Ettore Rizza

Edward Snowden, histoire extraordinaire d’un héros ordinaire

Ettore Rizza Journaliste au Vif/L'Express

L’ancien agent de la CIA a révélé à la presse comment l’agence de sécurité américaine espionnait des millions d’internautes. Il a tout perdu dans l’aventure. Mais il ne regrette rien.

L’histoire d’Edward Snowden ressemble au scénario de La Firme, l’un des premiers thrillers à succès de John Grisham, que Sidney Pollack avait adapté au cinéma en 1993. Souvenez-vous : Mitch McDeere (Tom Cruise), un jeune avocat idéaliste, découvre que le cabinet pour lequel il travaille depuis peu couvre en réalité des activités mafieuses. Avec l’aide du FBI, il parvient à faire démanteler le réseau, perdant du coup son emploi et le confort qu’il lui procurait. Une nouvelle vie s’ouvrait à lui.

L’histoire d’Edward Snowden ressemble au scénario de  » La Firme « , multiplié au carré. Le méchant, ici, n’est pas un petit cabinet d’avocats, mais la National Security Agency, l’une des plus puissantes et des plus secrètes agences gouvernementales américaines. Les malversations qui lui sont reprochées ne se limitent pas à du vulgaire blanchiment, mais à l’espionnage de millions d’internautes au travers de géants du net et des télécoms tels Facebook, Google, Apple ou Verizon : le très secret projet  » Prism « .

Comme Mitch McDeere, Edward Snowden a tout perdu dans l’aventure.

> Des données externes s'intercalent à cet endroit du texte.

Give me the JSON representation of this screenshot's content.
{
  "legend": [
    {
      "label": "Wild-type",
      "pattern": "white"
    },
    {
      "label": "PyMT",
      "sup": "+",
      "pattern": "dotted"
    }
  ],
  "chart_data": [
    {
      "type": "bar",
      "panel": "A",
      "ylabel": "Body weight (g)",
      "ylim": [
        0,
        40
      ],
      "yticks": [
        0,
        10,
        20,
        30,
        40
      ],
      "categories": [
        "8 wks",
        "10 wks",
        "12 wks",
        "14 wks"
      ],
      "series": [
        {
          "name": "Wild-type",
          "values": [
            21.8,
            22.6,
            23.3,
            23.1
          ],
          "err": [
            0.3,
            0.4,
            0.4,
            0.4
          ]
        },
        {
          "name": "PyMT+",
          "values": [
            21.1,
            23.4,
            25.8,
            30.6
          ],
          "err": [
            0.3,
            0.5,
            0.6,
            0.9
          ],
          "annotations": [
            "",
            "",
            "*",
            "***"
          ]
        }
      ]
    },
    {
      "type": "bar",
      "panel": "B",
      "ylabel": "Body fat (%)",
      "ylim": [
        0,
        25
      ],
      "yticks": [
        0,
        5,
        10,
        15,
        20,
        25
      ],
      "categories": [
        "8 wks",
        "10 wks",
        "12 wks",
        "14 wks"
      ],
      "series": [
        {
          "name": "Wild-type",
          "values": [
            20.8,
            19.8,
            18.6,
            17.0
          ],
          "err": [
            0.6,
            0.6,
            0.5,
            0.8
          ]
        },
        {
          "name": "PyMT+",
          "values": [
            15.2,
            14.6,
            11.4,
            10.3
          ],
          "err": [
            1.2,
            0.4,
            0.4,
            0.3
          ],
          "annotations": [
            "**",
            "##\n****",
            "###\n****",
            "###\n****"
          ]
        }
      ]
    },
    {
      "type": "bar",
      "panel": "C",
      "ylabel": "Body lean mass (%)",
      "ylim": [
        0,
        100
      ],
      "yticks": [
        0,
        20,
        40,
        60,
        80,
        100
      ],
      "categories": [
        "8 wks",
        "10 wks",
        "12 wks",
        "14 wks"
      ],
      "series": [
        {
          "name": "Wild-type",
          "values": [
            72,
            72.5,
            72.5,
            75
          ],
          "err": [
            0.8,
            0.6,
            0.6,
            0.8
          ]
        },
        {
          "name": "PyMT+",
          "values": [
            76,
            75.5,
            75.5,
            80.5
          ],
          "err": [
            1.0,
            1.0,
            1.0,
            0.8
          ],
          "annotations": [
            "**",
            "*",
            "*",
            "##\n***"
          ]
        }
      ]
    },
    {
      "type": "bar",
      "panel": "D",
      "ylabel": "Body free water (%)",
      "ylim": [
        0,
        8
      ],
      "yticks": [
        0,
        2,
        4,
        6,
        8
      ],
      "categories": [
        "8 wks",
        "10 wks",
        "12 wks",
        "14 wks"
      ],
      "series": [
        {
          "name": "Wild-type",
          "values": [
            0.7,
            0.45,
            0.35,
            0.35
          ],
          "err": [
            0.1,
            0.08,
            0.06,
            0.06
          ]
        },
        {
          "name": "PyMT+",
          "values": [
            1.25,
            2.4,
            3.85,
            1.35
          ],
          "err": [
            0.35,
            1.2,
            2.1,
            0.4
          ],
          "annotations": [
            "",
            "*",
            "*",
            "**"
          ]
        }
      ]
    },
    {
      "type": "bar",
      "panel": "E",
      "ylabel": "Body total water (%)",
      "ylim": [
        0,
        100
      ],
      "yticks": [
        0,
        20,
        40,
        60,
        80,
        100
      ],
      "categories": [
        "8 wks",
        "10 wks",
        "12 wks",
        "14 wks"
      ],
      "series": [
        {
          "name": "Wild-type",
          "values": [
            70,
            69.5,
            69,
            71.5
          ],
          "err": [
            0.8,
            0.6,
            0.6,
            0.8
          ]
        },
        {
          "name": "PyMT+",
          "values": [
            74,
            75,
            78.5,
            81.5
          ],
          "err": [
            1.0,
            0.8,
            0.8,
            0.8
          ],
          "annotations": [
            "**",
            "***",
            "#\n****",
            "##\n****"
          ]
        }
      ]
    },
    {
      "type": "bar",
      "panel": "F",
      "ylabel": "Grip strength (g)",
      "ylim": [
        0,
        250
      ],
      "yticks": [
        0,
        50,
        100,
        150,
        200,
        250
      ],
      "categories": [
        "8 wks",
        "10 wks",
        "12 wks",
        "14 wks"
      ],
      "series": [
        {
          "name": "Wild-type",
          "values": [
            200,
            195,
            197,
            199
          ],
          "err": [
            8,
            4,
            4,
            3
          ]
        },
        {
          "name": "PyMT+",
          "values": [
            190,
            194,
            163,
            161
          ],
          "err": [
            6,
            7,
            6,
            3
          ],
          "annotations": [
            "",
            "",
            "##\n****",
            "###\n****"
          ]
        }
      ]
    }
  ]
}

A 29 ans, cet ancien employé de la NSA, qui a révélé la machination documents à l’appui au Washington Post et au Guardian britannique, a fait une croix sur un salaire d’environ 200 000 dollars par an (quelque 150 000 euros), ainsi que sur la vie paisible qu’il menait avec sa petite amie dans sa maison d’Hawaï. Depuis des semaines, il vit reclus dans un hôtel de Hong Kong, hanté par l’idée d’être espionné. Snowden connaît les méthodes de son ancien employeur. Il ne regrette pourtant rien :  » Je suis prêt à sacrifier tout cela parce que je ne peux pas, en bonne conscience, laisser le gouvernement américain détruire la vie privée, la liberté d’Internet et les libertés fondamentales des citoyens dans le monde « , a-t-il déclaré au Guardian . Loin d’adopter la posture du héros, Snowden se décrit comme un égoïste souhaitant vivre dans un monde où le mot  » vie privée  » signifie encore quelque chose.

Pour lui, et contrairement au personnage de Grisham, le gouvernement américain est un ennemi et non un allié. Ses seuls soutiens possibles sont la presse, l’opinion publique mondiale, voire les autorités chinoises, qui pourraient vouloir s’attacher cette source potentielle d’informations stratégiques.

On ne sait comment l’histoire finira, ni si la belle fable qui nous a été présentée jusqu’ici reflète la réalité. Mais on a vraiment, vraiment, envie d’y croire. Et de souhaiter un monde rempli d’Edward Snowden.